Mineral shortages will constrain the energy transition, AI rollout and defence readiness, reshaping geopolitics and corporate supply strategies.
The "mineral imperative" has become a cornerstone of 21st‑century economics, with four traditional forces—population growth, urbanisation, electrification and digitalisation—already pushing demand for copper, steel, aluminium and rare‑earth elements beyond historic levels. Analysts now estimate that to keep pace with current development trajectories, global metal production must roughly double within the next thirty years, a figure that swells further when net‑zero targets are fully pursued. This surge is not merely a statistical artifact; it translates into massive infrastructure projects, from gigawatt‑scale wind farms to data‑centre clusters, each anchored by a dense lattice of extracted resources.

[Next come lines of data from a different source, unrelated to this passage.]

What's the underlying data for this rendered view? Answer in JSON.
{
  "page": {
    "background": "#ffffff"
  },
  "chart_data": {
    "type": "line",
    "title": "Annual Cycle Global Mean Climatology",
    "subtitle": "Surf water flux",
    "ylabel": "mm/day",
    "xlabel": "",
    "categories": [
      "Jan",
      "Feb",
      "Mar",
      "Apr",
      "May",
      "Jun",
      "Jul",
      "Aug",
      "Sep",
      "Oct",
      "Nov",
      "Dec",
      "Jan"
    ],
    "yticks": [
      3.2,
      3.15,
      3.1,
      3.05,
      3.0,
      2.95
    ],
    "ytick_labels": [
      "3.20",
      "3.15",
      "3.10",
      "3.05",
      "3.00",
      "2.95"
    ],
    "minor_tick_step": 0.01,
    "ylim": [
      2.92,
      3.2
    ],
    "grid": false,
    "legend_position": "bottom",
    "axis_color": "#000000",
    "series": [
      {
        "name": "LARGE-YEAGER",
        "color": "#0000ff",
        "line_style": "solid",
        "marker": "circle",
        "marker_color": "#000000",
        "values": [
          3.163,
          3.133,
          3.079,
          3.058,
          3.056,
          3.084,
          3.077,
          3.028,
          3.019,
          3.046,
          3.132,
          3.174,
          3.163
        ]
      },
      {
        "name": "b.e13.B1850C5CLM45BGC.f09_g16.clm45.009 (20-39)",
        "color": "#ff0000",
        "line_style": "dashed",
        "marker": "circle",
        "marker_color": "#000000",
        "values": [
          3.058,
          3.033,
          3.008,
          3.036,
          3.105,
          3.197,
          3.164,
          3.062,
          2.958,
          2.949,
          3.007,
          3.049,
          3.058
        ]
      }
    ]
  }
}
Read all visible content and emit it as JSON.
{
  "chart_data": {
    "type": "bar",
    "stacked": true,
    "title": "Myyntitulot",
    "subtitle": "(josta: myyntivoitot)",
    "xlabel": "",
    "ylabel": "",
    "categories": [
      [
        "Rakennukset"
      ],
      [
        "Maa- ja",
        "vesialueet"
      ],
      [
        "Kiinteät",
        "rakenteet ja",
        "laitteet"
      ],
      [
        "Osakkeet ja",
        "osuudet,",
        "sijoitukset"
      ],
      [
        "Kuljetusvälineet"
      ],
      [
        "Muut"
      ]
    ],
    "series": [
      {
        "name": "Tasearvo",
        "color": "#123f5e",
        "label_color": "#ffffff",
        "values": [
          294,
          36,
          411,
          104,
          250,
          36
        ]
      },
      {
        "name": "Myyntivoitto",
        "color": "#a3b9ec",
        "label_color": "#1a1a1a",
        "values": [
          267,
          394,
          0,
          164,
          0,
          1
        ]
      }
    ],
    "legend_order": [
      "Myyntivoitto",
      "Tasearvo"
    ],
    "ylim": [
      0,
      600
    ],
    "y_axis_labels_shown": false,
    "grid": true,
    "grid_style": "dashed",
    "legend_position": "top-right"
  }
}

A new, potent catalyst has entered the equation: modern warfare. Advanced weapons systems—hypersonic missiles, autonomous drones, precision‑guided munitions—rely heavily on the same high‑performance alloys, permanent‑magnet rare‑earths, and specialty metals that power electric vehicles and AI hardware. A single Tomahawk cruise missile, for example, can contain over ten kilograms of silver and significant quantities of tungsten, tantalum and heavy rare‑earths. When scaled to the thousands of missiles and drones deployed in recent conflicts, the mineral drain rivals that of entire renewable‑energy supply chains, creating sudden, high‑intensity spikes in demand for already constrained commodities.
The convergence of civilian and military mineral needs forces policymakers and industry leaders to rethink supply‑chain resilience. Traditional demand models used by multilateral lenders omit defence consumption, leaving strategic stockpiles woefully undersized for a protracted high‑tech war. Initiatives such as the United States' $12 billion Project Vault aim to buffer critical‑mineral supplies, but the scale of required reserves—covering rare‑earths, battery metals and semiconductor inputs—far exceeds current allocations. Integrating defence‑driven demand into long‑term forecasting is essential to avoid bottlenecks that could stall both climate‑focused investments and national security capabilities.